The magazine's September 29th issue features the second article in a series about the growing collection and mining of personal data around the world. This would include everything from well meaning health and safety data, to security-oriented government agencies and contractors to private companies' marketing efforts.

Across the globe, the amount of personally identifiable data being collected, parsed, sold, resold and the minimal level of regulation surrounding these processes is unprecedented in human history and provides just cause for alarm. But don't take my word for it, I'll let those radicals at The Economist lay it out for you:
These days, data about people's whereabouts, purchases, behaviour and personal lives are gathered, stored and shared on a scale that no dictator of the old school ever thought possible. Most of the time, there is nothing obviously malign about this. Governments say they need to gather data to ward off terrorism or protect public health; corporations say they do it to deliver goods and services more efficiently. But the ubiquity of electronic data-gathering and processing—and above all, its acceptance by the public—is still astonishing, even compared with a decade ago...

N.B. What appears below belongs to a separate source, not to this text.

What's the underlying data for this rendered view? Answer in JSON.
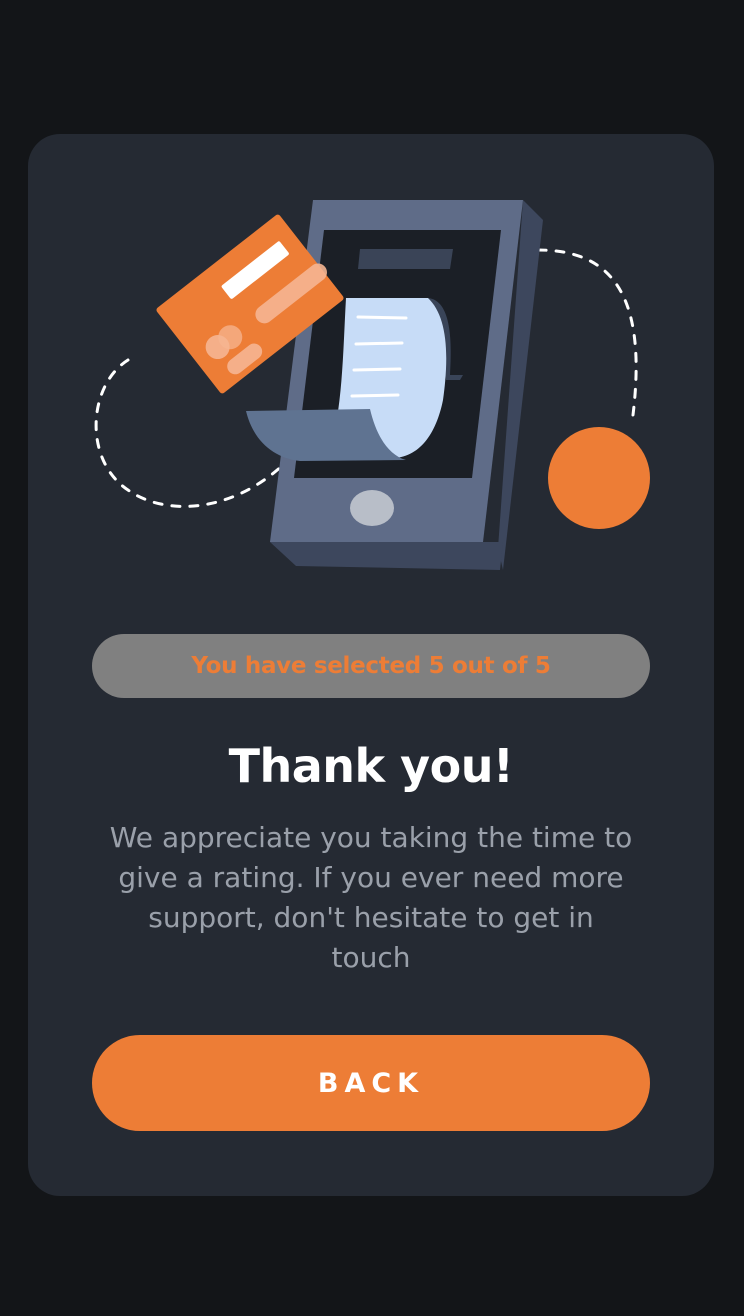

...electronic surveillance has not yet had a big impact on most people's lives, other than (usually) making it easier to deal with officialdom. But with the collection and centralisation of such vast amounts of data, the potential for abuse is huge and the safeguards paltry. Ross Anderson, a professor at Cambridge University in Britain, has compared the present situation to a “boiled frog”—which fails to jump out of the saucepan as the water gradually heats. If liberty is eroded slowly, people will get used to it. He added a caveat: it was possible the invasion of privacy would reach a critical mass and prompt a revolt...

The whole piece - the whole series in fact - is required reading.